Broadcast Engineer Staff Sgt. Donat Gouin sits behind the television van for Detachment 5 of the American Forces Vietnam Network in Hue.
(U.S. Army photo)
But the North Vietnamese walked on past him. Bagwell was then taken by the priest up into the bell tower of the church to hide.
Other American forces, however, had been told that NVA fighters were hiding in the church, Bagwell said. So, they began to shell the church and hit the bell tower.
Part of the tower collapsed. “I just crawled out of all the mess and crawled back downstairs,” Bagwell said.
The priest then rushed up to him and said, “You know, you’re kind of bad luck.
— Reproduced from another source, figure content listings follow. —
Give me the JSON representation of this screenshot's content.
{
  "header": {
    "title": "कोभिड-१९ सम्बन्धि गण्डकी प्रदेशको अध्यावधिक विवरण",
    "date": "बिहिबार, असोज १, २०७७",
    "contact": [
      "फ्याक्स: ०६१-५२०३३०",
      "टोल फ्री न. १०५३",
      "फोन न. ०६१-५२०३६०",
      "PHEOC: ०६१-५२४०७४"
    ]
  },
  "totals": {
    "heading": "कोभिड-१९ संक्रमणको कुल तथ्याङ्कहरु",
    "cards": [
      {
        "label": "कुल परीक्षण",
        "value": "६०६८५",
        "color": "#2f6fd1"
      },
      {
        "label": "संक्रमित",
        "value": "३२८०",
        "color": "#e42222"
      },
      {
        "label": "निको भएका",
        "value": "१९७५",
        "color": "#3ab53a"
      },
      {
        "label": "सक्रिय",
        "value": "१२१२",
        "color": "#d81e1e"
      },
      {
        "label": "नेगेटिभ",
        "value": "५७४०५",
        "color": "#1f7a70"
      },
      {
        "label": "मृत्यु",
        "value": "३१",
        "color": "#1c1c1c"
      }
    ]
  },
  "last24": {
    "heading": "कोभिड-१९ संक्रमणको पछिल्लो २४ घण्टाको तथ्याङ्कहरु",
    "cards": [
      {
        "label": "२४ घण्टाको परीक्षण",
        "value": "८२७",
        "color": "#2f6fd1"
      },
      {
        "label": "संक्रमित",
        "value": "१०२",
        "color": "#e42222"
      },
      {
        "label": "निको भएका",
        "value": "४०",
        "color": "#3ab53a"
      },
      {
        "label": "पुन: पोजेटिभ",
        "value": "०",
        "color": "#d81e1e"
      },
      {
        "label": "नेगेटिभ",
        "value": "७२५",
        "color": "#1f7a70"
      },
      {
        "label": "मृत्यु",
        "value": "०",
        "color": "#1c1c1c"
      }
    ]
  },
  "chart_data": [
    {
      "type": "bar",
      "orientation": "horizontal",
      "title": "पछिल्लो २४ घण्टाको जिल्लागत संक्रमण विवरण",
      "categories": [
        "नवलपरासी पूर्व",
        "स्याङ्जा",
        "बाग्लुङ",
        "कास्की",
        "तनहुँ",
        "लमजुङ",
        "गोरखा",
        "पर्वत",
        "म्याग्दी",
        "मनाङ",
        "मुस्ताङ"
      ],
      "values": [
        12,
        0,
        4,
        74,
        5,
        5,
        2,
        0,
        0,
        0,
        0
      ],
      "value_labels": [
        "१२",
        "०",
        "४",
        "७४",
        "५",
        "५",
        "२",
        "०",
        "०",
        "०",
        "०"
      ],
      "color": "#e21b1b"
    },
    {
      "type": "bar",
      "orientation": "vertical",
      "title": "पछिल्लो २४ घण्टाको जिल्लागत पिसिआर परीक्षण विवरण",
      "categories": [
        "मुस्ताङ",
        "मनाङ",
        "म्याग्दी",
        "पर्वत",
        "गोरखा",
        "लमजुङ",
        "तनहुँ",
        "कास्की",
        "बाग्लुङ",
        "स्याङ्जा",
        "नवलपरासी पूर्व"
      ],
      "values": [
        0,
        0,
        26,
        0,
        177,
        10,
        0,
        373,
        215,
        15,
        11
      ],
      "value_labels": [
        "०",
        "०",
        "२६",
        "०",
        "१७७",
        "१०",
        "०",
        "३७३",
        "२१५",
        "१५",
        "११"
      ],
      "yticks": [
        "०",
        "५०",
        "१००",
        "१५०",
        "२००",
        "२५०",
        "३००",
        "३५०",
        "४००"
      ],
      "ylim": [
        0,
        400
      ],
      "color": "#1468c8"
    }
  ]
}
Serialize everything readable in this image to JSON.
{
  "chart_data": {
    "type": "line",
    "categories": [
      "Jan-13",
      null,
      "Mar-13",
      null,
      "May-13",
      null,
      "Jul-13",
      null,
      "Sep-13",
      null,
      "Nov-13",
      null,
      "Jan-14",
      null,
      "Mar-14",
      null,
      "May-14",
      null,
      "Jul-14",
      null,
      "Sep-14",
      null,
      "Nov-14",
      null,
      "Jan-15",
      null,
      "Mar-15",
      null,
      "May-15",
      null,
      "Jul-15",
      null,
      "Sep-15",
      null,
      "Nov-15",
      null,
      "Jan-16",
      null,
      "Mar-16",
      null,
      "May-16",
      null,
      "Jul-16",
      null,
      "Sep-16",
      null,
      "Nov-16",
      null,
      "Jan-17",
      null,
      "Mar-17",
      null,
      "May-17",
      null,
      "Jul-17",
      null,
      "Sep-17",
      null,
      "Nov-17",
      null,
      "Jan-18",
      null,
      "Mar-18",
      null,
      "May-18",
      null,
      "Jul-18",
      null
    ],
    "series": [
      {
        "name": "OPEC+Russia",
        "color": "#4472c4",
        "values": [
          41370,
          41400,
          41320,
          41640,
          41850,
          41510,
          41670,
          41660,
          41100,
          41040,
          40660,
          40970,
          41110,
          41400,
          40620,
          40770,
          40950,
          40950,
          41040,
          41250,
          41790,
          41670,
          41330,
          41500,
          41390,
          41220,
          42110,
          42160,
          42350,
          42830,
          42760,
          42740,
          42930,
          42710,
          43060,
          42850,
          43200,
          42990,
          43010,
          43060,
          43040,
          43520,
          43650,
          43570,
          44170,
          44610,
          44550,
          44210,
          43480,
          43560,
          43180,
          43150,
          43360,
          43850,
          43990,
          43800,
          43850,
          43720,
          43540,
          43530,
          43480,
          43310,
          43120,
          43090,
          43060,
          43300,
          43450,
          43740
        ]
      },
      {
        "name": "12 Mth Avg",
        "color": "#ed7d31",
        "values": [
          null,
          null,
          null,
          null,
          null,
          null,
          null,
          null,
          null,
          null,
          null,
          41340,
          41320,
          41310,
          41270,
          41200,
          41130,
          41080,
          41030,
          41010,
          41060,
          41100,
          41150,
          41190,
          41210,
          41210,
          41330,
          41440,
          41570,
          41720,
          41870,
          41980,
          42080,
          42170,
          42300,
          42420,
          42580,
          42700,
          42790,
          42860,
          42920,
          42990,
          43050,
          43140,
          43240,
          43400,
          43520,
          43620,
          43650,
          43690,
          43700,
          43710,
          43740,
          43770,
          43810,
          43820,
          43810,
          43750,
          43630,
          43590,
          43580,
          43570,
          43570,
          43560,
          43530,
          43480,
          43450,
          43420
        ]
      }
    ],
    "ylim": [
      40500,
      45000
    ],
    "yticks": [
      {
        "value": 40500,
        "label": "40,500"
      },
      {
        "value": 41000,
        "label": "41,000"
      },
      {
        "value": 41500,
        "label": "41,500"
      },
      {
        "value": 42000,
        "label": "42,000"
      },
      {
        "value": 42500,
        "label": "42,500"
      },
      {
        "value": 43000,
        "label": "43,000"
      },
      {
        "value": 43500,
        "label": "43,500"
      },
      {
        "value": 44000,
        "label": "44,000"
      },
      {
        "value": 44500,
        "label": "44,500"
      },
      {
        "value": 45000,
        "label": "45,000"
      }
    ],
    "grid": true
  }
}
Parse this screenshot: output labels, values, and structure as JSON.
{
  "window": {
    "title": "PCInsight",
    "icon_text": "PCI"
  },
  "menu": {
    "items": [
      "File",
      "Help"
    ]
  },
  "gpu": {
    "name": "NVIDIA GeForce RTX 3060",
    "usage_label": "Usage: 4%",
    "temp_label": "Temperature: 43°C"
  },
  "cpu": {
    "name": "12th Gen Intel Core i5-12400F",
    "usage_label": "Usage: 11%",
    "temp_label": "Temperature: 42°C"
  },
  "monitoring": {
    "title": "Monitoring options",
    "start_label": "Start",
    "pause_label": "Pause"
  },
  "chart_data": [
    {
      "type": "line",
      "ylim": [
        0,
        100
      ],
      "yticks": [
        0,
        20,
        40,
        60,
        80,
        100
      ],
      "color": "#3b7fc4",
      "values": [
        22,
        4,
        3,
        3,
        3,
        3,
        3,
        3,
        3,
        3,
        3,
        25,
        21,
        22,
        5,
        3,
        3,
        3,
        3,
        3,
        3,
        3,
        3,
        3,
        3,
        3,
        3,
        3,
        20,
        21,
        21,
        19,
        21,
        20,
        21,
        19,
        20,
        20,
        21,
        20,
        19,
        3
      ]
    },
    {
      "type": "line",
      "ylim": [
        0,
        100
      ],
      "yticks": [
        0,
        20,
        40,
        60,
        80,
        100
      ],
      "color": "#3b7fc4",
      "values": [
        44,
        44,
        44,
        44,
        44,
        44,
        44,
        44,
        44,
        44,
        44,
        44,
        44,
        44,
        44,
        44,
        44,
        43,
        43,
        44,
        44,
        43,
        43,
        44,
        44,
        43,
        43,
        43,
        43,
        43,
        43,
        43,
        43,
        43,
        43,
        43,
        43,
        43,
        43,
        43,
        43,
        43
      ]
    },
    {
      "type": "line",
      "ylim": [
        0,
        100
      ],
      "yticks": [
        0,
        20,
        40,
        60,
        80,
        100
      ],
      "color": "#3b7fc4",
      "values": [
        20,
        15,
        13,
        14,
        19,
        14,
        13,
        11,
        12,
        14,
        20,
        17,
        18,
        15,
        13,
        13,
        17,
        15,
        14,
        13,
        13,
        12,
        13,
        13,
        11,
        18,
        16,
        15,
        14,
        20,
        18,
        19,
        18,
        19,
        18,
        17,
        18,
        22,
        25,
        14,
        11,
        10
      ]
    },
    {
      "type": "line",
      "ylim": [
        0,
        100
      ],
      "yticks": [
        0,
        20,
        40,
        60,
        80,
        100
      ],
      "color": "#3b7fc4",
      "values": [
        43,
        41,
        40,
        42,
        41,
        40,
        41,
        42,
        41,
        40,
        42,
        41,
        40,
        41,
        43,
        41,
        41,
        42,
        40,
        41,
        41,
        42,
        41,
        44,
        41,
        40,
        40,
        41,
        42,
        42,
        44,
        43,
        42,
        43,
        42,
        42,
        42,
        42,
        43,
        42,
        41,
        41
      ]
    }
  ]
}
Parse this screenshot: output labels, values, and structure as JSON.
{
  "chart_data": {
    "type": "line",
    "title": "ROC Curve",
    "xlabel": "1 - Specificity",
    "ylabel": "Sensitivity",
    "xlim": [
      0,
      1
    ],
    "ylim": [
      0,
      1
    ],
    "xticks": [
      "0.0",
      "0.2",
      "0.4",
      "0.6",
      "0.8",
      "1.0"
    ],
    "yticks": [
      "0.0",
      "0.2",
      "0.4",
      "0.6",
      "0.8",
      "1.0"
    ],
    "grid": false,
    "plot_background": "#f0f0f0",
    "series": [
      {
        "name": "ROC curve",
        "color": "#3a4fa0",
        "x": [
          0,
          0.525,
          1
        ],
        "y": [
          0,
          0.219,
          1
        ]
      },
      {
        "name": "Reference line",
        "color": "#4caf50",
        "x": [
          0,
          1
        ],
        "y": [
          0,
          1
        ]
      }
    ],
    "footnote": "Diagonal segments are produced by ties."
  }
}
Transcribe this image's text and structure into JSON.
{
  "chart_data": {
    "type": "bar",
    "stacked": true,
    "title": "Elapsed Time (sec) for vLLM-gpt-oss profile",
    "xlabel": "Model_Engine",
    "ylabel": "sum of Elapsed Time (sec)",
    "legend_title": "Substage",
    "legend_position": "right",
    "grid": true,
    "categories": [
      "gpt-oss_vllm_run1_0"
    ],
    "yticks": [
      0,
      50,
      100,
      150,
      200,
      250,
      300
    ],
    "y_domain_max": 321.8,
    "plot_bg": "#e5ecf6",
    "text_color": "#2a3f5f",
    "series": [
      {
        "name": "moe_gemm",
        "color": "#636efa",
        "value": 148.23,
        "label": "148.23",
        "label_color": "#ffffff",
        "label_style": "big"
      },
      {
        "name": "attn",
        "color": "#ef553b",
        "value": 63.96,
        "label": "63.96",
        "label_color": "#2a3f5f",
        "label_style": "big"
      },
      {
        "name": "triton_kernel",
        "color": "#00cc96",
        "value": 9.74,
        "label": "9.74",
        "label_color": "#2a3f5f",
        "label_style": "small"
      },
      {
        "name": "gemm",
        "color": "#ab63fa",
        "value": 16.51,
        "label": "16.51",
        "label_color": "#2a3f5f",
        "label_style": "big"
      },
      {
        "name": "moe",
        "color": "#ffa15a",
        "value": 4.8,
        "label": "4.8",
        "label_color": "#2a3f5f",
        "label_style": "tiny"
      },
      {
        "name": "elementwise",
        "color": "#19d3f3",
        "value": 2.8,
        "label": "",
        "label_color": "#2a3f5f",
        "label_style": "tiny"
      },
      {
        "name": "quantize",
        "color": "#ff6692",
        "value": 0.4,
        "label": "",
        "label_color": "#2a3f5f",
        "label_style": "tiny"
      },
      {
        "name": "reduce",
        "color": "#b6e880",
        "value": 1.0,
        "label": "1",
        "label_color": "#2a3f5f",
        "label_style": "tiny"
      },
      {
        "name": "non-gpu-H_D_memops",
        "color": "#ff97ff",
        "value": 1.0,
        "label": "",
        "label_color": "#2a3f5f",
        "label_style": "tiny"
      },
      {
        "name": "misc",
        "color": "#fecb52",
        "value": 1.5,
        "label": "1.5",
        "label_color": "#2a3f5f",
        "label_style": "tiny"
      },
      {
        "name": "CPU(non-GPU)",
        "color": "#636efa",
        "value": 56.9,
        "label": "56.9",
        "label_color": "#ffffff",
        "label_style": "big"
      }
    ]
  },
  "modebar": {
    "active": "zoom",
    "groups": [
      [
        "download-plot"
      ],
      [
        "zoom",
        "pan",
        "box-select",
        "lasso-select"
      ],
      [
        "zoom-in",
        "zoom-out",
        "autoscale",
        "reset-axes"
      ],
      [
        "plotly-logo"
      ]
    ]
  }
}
We need to get you out of here.” He pointed across rice paddies to a light in the distance and said he thought that was an American unit.
As he crawled through the rice paddies, Bagwell said a U.S. helicopter began circling him and shining its search light down, thinking he was Vietnamese, since he had no uniform.
“Actually, during that time, I counted about 12 times that I should have been shot and killed,” Bagwell said. “Six by the North Vietnamese and six by the Americans.”
When the sun came up, Bagwell was near a U.S. signal unit. He took off his white shirt and put it on a stick, yelling “Don’t shoot! Don’t shoot! I’m an American!”
They held a gun to him and asked if he was really an American.
“You can’t tell with this Okie accent?” Bagwell replied.
“Well, what were you doing out there?” a soldier asked.
“I was with the TV and radio station,” Bagwell said.
“No, I don’t think so; they’re all dead or prisoner,” the soldier insisted. “The only body we haven’t found is Bagwell.”
The North Vietnamese executed an estimated 3,000 South Vietnamese civilians in Hue during Tet for sympathizing with American forces. Bagwell said he learned that a Catholic priest was executed for hiding a U.S. soldier in a church, and he knew that soldier had to be him.
The prisoners of war from AFVN Det. 5 — Ettmueller, DiBernardo and Anderson, along with Marine Cpl. John Deering and Army broadcast engineer Staff Sgt. Donat Gouin — were forced to walk 400 miles barefoot through the jungle over the next 55 days.
For five years, they were tortured, interrogated and moved from one POW camp to another, until released from the infamous Hanoi Hilton in the 1973 prisoner exchange.
Bagwell and Ettmueller were inducted into the Army Public Affairs Hall of Fame in 2008. The Army Broadcast Journalist of the Year Award is named in Anderson’s honor.
Editor’s note: Bagwell and Ettmueller were interviewed this month by phone. Retired Master Sgt. Anderson was interviewed in 1983 when he was a civilian public affairs officer at Aberdeen Proving Ground, Maryland.